Click image to enlarge.

Sextant

Catalogue number:
1983.0245.02

Inscriptions:
"PISTOR & MARTINS BERLIN" and "802"

Dimensions:
radius 6.25 inches

Discussion:
Carl Philipp Heinrich Pistor (1778-1845) was an employee of the Prussian Postal Service who, having learned about optics and precision mechanics, opened an instrument workshop in Berlin in 1813, and who went into partnership with his son-in-law, Carl Otto Albrecht Martins (1816-1871) in 1841. Pistor & Martins remained in business until the early 1870s, specializing in large instruments for positional astronomy. Pistor & Martins instruments in the United States include the meridian circle at the University of Michigan (1854) and the meridian circle at the U.S. Naval Observatory (1865). American also bought several prismatic sextants based on Martins’ Prussian patent of 1843–a patent describing sextants and reflecting circles with a rectangular prism in place of the horizon glass found on ordinary instruments.
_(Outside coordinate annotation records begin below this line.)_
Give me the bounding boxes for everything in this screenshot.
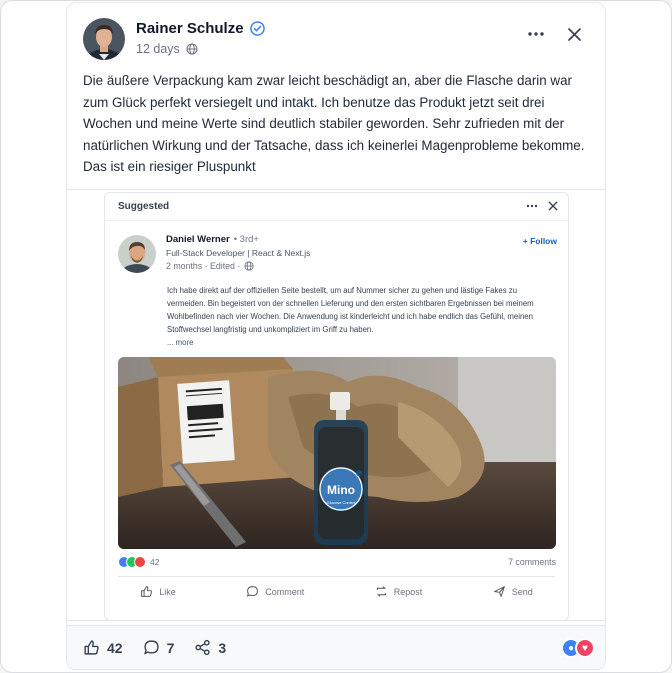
embedded-more-icon[interactable]: [526, 199, 538, 218]
embedded-post-body: Ich habe direkt auf der offiziellen Seit…: [167, 286, 534, 334]
comment-button[interactable]: Comment: [246, 585, 304, 598]
embedded-reaction-count: 42: [150, 557, 160, 567]
embedded-post-text: Ich habe direkt auf der offiziellen Seit…: [167, 285, 547, 350]
like-button[interactable]: Like: [140, 585, 176, 598]
author-name-row: Rainer Schulze: [136, 20, 265, 37]
footer-reaction-icons[interactable]: ● ♥: [561, 638, 595, 658]
post-text: Die äußere Verpackung kam zwar leicht be…: [83, 73, 585, 175]
like-stat[interactable]: 42: [83, 639, 123, 656]
embedded-close-icon[interactable]: [548, 199, 558, 218]
repost-label: Repost: [393, 586, 423, 597]
reaction-icons: [118, 556, 146, 568]
embedded-divider: [118, 576, 555, 577]
embedded-post-meta: 2 months · Edited ·: [166, 261, 254, 271]
embedded-action-bar: Like Comment Repost Send: [105, 585, 568, 598]
post-header-actions: [525, 23, 585, 45]
verified-icon: [249, 21, 265, 36]
bottle-brand: Mino: [327, 483, 355, 497]
more-options-icon[interactable]: [525, 23, 547, 45]
post-time: 12 days: [136, 42, 180, 56]
embedded-author-name-row: Daniel Werner • 3rd+: [166, 234, 259, 245]
embedded-post-photo[interactable]: Mino Glucose Control: [118, 357, 556, 549]
see-more-link[interactable]: ... more: [167, 338, 193, 347]
send-icon: [493, 586, 505, 597]
embedded-comment-count[interactable]: 7 comments: [508, 557, 556, 567]
repost-icon: [376, 586, 386, 597]
comment-count: 7: [166, 639, 175, 656]
share-stat[interactable]: 3: [194, 639, 226, 656]
author-name[interactable]: Rainer Schulze: [136, 20, 244, 37]
connection-degree: • 3rd+: [233, 234, 259, 245]
post-card: Rainer Schulze 12 days Die äußere Verpac…: [66, 2, 606, 670]
bottle-subtitle: Glucose Control: [327, 500, 356, 505]
comment-icon: [247, 586, 259, 597]
send-label: Send: [511, 586, 533, 597]
embedded-post-time: 2 months · Edited ·: [166, 261, 241, 271]
globe-icon: [186, 43, 198, 55]
embedded-author-headline: Full-Stack Developer | React & Next.js: [166, 248, 311, 258]
comment-icon: [143, 640, 159, 655]
embedded-header-actions: [526, 199, 558, 218]
close-icon[interactable]: [563, 23, 585, 45]
embedded-reactions[interactable]: 42: [118, 556, 159, 568]
send-button[interactable]: Send: [493, 585, 533, 598]
embedded-post: Suggested Daniel Werner • 3rd+ Full-Stac…: [104, 192, 569, 621]
embedded-globe-icon: [244, 261, 254, 271]
follow-button[interactable]: + Follow: [523, 236, 557, 246]
comment-stat[interactable]: 7: [143, 639, 175, 656]
embedded-author-avatar[interactable]: [118, 235, 156, 273]
love-reaction-icon: [134, 556, 146, 568]
share-count: 3: [218, 639, 227, 656]
repost-button[interactable]: Repost: [375, 585, 423, 598]
comment-label: Comment: [265, 586, 305, 597]
embedded-post-area: Suggested Daniel Werner • 3rd+ Full-Stac…: [67, 189, 605, 621]
embedded-author-name[interactable]: Daniel Werner: [166, 234, 230, 245]
thumbs-up-icon: [141, 586, 153, 597]
embedded-post-header: Suggested: [105, 193, 568, 221]
suggested-label: Suggested: [118, 201, 170, 212]
like-count: 42: [107, 639, 123, 656]
author-avatar[interactable]: [83, 18, 125, 60]
post-meta: 12 days: [136, 42, 198, 56]
thumbs-up-icon: [84, 640, 99, 655]
love-reaction-icon: ♥: [575, 638, 595, 658]
like-label: Like: [159, 586, 176, 597]
post-footer: 42 7 3 ● ♥: [67, 625, 605, 669]
share-icon: [195, 639, 210, 656]
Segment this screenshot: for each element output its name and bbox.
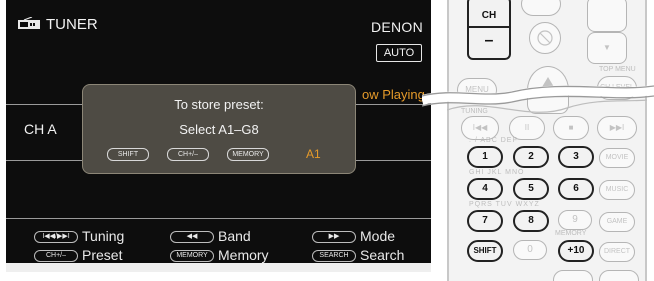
- keypad-label-row-3: PQRS TUV WXYZ: [469, 201, 540, 208]
- popup-selection: Select A1–G8: [179, 122, 259, 137]
- key-2[interactable]: 2: [513, 146, 549, 168]
- bottom-button-2[interactable]: [599, 270, 639, 281]
- keypad-label-row-2: GHI JKL MNO: [469, 169, 525, 176]
- mute-button[interactable]: [529, 22, 561, 54]
- key-4[interactable]: 4: [467, 178, 503, 200]
- tuner-icon: [18, 17, 40, 29]
- remote-control: CH – ▼ MENU TOP MENU CH LEVEL TUNING I◀◀…: [447, 0, 647, 281]
- direct-button[interactable]: DIRECT: [599, 242, 635, 262]
- search-key-icon: SEARCH: [312, 250, 356, 262]
- plus10-button[interactable]: +10: [558, 240, 594, 262]
- key-5[interactable]: 5: [513, 178, 549, 200]
- channel-label: CH A: [24, 121, 57, 137]
- tuner-display: TUNER DENON AUTO ow Playing CH A To stor…: [6, 0, 431, 263]
- key-1[interactable]: 1: [467, 146, 503, 168]
- key-8[interactable]: 8: [513, 210, 549, 232]
- preset-key-icon: CH+/–: [34, 250, 78, 262]
- popup-instruction: To store preset:: [174, 97, 264, 112]
- memory-remote-label: MEMORY: [555, 230, 587, 237]
- guide-row-2: CH+/– Preset MEMORY Memory SEARCH Search: [6, 246, 431, 263]
- memory-label: Memory: [218, 247, 269, 263]
- key-7[interactable]: 7: [467, 210, 503, 232]
- guide-row-1: I◀◀/▶▶I Tuning ◀◀ Band ▶▶ Mode: [6, 227, 431, 247]
- key-9[interactable]: 9: [558, 210, 592, 230]
- tuning-key-icon: I◀◀/▶▶I: [34, 231, 78, 243]
- now-playing-label: ow Playing: [362, 87, 425, 102]
- volume-up-button[interactable]: [587, 0, 627, 32]
- remote-edge-left: [447, 0, 449, 281]
- mode-label: Mode: [360, 228, 396, 244]
- keypad-label-row-1: . / ABC DEF: [469, 137, 518, 144]
- break-wave: [422, 85, 654, 107]
- source-title: TUNER: [46, 16, 98, 33]
- music-button[interactable]: MUSIC: [599, 180, 635, 200]
- bottom-button-1[interactable]: [553, 270, 593, 281]
- shift-key-label: SHIFT: [107, 148, 149, 161]
- key-0[interactable]: 0: [513, 240, 547, 260]
- volume-down-button[interactable]: ▼: [587, 32, 627, 64]
- search-label: Search: [360, 247, 405, 263]
- movie-button[interactable]: MOVIE: [599, 148, 635, 168]
- top-button-2[interactable]: [521, 0, 561, 16]
- preset-value: A1: [306, 147, 321, 161]
- band-label: Band: [218, 228, 251, 244]
- mute-icon: [537, 30, 553, 46]
- memory-key-icon: MEMORY: [170, 250, 214, 262]
- store-preset-popup: To store preset: Select A1–G8 SHIFT CH+/…: [82, 84, 356, 174]
- brand-logo: DENON: [370, 19, 423, 35]
- auto-badge: AUTO: [376, 44, 422, 62]
- ch-down-button[interactable]: –: [467, 26, 511, 60]
- key-6[interactable]: 6: [558, 178, 594, 200]
- shift-button[interactable]: SHIFT: [467, 240, 503, 262]
- remote-edge-right: [645, 0, 647, 281]
- game-button[interactable]: GAME: [599, 212, 635, 232]
- divider-guide: [6, 218, 431, 219]
- key-3[interactable]: 3: [558, 146, 594, 168]
- mode-key-icon: ▶▶: [312, 231, 356, 243]
- ch-key-label: CH+/–: [167, 148, 209, 161]
- tv-screen: TUNER DENON AUTO ow Playing CH A To stor…: [6, 0, 431, 272]
- band-key-icon: ◀◀: [170, 231, 214, 243]
- memory-key-label: MEMORY: [227, 148, 269, 161]
- tuning-label: Tuning: [82, 228, 125, 244]
- preset-label: Preset: [82, 247, 123, 263]
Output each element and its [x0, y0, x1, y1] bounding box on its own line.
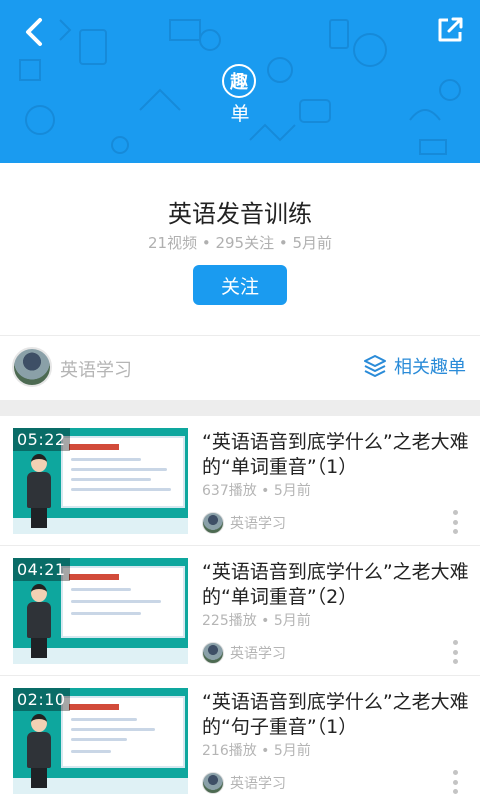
slide-line	[71, 612, 141, 615]
slide-line	[71, 588, 131, 591]
video-duration: 02:10	[13, 688, 70, 711]
presenter-head	[31, 714, 47, 732]
presenter-body	[27, 602, 51, 638]
slide-line	[71, 478, 151, 481]
video-thumbnail[interactable]: 05:22	[13, 428, 188, 534]
slide-line	[71, 738, 127, 741]
more-vertical-icon[interactable]	[452, 770, 458, 794]
header-banner: 趣 单	[0, 0, 480, 163]
external-share-icon	[438, 17, 463, 42]
video-list-item[interactable]: 02:10 “英语语音到底学什么”之老大难的“句子重音”（1） 216播放 • …	[0, 676, 480, 800]
related-qudan-label: 相关趣单	[394, 357, 466, 378]
slide-line	[71, 718, 137, 721]
slide-line	[71, 468, 167, 471]
video-list-item[interactable]: 05:22 “英语语音到底学什么”之老大难的“单词重音”（1） 637播放 • …	[0, 416, 480, 546]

These bits and pieces are is all that remain of the prismatic sextant that was ordered in 1871 by Edward S. Holden, a recent graduate of the U.S. Military Academy who was then teaching math to cadets at West Point. In 1873, when the prismatic sextant arrived from Germany, Holden was working as an astronomer at the U.S. Naval Observatory. In 1877 Holden sold it to Charles A. Young for the new John C. Green Astronomical Observatory at Princeton University, noting that it had cost him $198.50. The frame is brass. The silvered scale is graduated every 10 minutes from -10o (actually numbered 350) to +255o and read by vernier with tangent screw and magnifier.

Ref: Elias Loomis, Practical Astronomy (New York, 1855), pp. 101-102.

Charles A. Young papers, Princeton University Archives.